A atuação dos militares fora dos quartéis Por Rui Leitao

A atuação dos militares fora dos quartéis Por Rui Leitão

Cerimônia no Quartel-General do Exército, em Brasília (Foto: José Cruz /Agência Brasil)

Ao longo da nossa história republicana percebe-se a dificuldade dos militares em compreender que são servidores públicos comuns e não agentes políticos. E essa é a razão pela qual o Brasil tem experimentado a repetição de trágicos períodos ditatoriais protagonizados por militares. As Forças Armadas, em qualquer lugar do mundo, devem assumir a competência de proteger a soberania do país, garantir a ordem pública, impedir a invasão do território nacional por estrangeiros e assegurar a integridade dos três poderes constitucionais.

Lugar de militar é no quartel e não na administração pública. Não existe o Poder Militar, à exceção da Justiça Militar, para julgar exclusivamente os crimes previstos na Carta Magna, no seu artigo 124. Fora disso qualquer comportamento tem nome: é golpe, assalto ao poder constituído, desprovido de qualquer autoridade legítima. Os saudosistas da ditadura militar continuam alimentando o delírio de que a Constituição de 1988 dá às Forças Armadas a competência de Poder Moderador. Isso é uma estapafúrdia interpretação.

O flerte com o autoritarismo que temos assistido nos anos recentes em nosso país, é a intenção de atropelar a democracia e o Estado de Direito, que a duras penas foram conseguidos e com muita intrepidez têm sido mantidos. A República foi instaurada com um golpe militar, seguidos de outros ocorridos em 1930, 1937 e 1964. Essa tradição golpista procura se firmar a qualquer custo. O relatório de investigação, dado a conhecer pela Polícia Federal, apresenta uma farta documentação probatória de crimes contra o Estado Democrático de Direito e nos dão a indicação de que estivemos muito perto de um novo golpe.

A fracassada tentativa iniciada desde o governo passado, revela, além de uma decadência intelectual, a inabilidade e despreparo para o exercício de governo em condições democráticas. Boa parte dos que integram as forças militares age conforme uma mentalidade binária e autoritária, afastada da sociedade e do povo brasileiro. Não consegue se desfazer da visão anti-comunista do período pós-guerra. Trata como inimigos todos os que se posicionam contrariamente às suas opiniões.

O livro “A Psicologia da Incompetência dos Militares”, escrito pelo psicólogo britânico Norman Dixon, descreve “as causas humanas dos desastres militares e revela o paradoxo intrigante de como as características mais desajustadas a posições de comando efetivo são, muitas vezes, exatamente as mesmas que tendem a favorecer as subidas de posto”.

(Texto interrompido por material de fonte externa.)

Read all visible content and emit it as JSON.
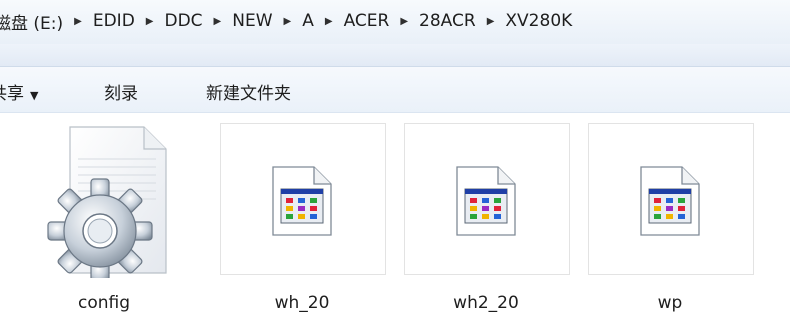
{
  "breadcrumb": {
    "items": [
      "磁盘 (E:)",
      "EDID",
      "DDC",
      "NEW",
      "A",
      "ACER",
      "28ACR",
      "XV280K"
    ]
  },
  "toolbar": {
    "share_label": "共享",
    "burn_label": "刻录",
    "new_folder_label": "新建文件夹"
  },
  "files": [
    {
      "name": "config",
      "icon": "config-settings-icon"
    },
    {
      "name": "wh_20",
      "icon": "application-file-icon"
    },
    {
      "name": "wh2_20",
      "icon": "application-file-icon"
    },
    {
      "name": "wp",
      "icon": "application-file-icon"
    }
  ],
  "colors": {
    "accent": "#1e4fa3",
    "chrome": "#e9f0f8"
  }
}
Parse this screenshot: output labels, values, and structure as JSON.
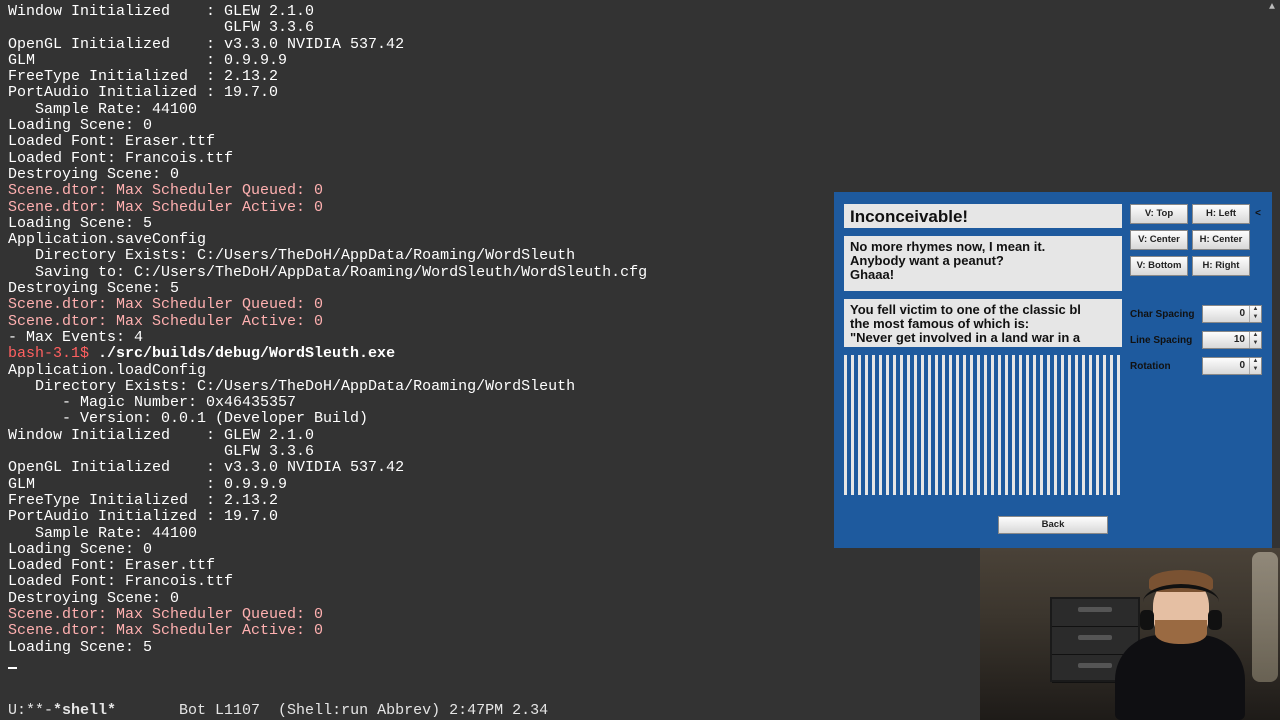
{
  "terminal": {
    "lines": [
      {
        "t": "Window Initialized    : GLEW 2.1.0"
      },
      {
        "t": "                        GLFW 3.3.6"
      },
      {
        "t": "OpenGL Initialized    : v3.3.0 NVIDIA 537.42"
      },
      {
        "t": "GLM                   : 0.9.9.9"
      },
      {
        "t": "FreeType Initialized  : 2.13.2"
      },
      {
        "t": "PortAudio Initialized : 19.7.0"
      },
      {
        "t": "   Sample Rate: 44100"
      },
      {
        "t": "Loading Scene: 0"
      },
      {
        "t": "Loaded Font: Eraser.ttf"
      },
      {
        "t": "Loaded Font: Francois.ttf"
      },
      {
        "t": "Destroying Scene: 0"
      },
      {
        "t": "Scene.dtor: Max Scheduler Queued: 0",
        "c": "pink"
      },
      {
        "t": "Scene.dtor: Max Scheduler Active: 0",
        "c": "pink"
      },
      {
        "t": "Loading Scene: 5"
      },
      {
        "t": "Application.saveConfig"
      },
      {
        "t": "   Directory Exists: C:/Users/TheDoH/AppData/Roaming/WordSleuth"
      },
      {
        "t": "   Saving to: C:/Users/TheDoH/AppData/Roaming/WordSleuth/WordSleuth.cfg"
      },
      {
        "t": "Destroying Scene: 5"
      },
      {
        "t": "Scene.dtor: Max Scheduler Queued: 0",
        "c": "pink"
      },
      {
        "t": "Scene.dtor: Max Scheduler Active: 0",
        "c": "pink"
      },
      {
        "t": "- Max Events: 4"
      }
    ],
    "prompt": {
      "ps1": "bash-3.1$ ",
      "cmd": "./src/builds/debug/WordSleuth.exe"
    },
    "lines2": [
      {
        "t": "Application.loadConfig"
      },
      {
        "t": "   Directory Exists: C:/Users/TheDoH/AppData/Roaming/WordSleuth"
      },
      {
        "t": "      - Magic Number: 0x46435357"
      },
      {
        "t": "      - Version: 0.0.1 (Developer Build)"
      },
      {
        "t": "Window Initialized    : GLEW 2.1.0"
      },
      {
        "t": "                        GLFW 3.3.6"
      },
      {
        "t": "OpenGL Initialized    : v3.3.0 NVIDIA 537.42"
      },
      {
        "t": "GLM                   : 0.9.9.9"
      },
      {
        "t": "FreeType Initialized  : 2.13.2"
      },
      {
        "t": "PortAudio Initialized : 19.7.0"
      },
      {
        "t": "   Sample Rate: 44100"
      },
      {
        "t": "Loading Scene: 0"
      },
      {
        "t": "Loaded Font: Eraser.ttf"
      },
      {
        "t": "Loaded Font: Francois.ttf"
      },
      {
        "t": "Destroying Scene: 0"
      },
      {
        "t": "Scene.dtor: Max Scheduler Queued: 0",
        "c": "pink"
      },
      {
        "t": "Scene.dtor: Max Scheduler Active: 0",
        "c": "pink"
      },
      {
        "t": "Loading Scene: 5"
      }
    ]
  },
  "statusbar": {
    "left": "U:**-",
    "buffer": "*shell*",
    "right": "       Bot L1107  (Shell:run Abbrev) 2:47PM 2.34"
  },
  "app": {
    "title": "Inconceivable!",
    "body": "No more rhymes now, I mean it.\nAnybody want a peanut?\nGhaaa!",
    "body2": "You fell victim to one of the classic bl\nthe most famous of which is:\n\"Never get involved in a land war in a",
    "buttons": {
      "vtop": "V: Top",
      "hleft": "H: Left",
      "vcenter": "V: Center",
      "hcenter": "H: Center",
      "vbottom": "V: Bottom",
      "hright": "H: Right"
    },
    "props": {
      "charSpacing": {
        "label": "Char Spacing",
        "value": "0"
      },
      "lineSpacing": {
        "label": "Line Spacing",
        "value": "10"
      },
      "rotation": {
        "label": "Rotation",
        "value": "0"
      }
    },
    "back": "Back",
    "marker": "<"
  }
}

O fracasso do golpe se deu, também, porque no Alto Comando das Forças Armadas prevaleceu a sensatez de oficiais comprometidos com o Estado de Direito, não apoiando as “trapalhadas” dos que articulavam a ruptura abrupta da ordem política. Eles, e aí se destacam o Comandante do Exército, General Freire Gomes, e o da Aeronáutica, Brigadeiro Baptista Júnior, entenderam que tal movimento golpista não se sustentaria sem o suporte da sociedade civil, da classe política e da comunidade internacional. Os legalistas fardados foram determinantes na inviabilidade do golpe, rejeitando embarcar numa “canoa furada”.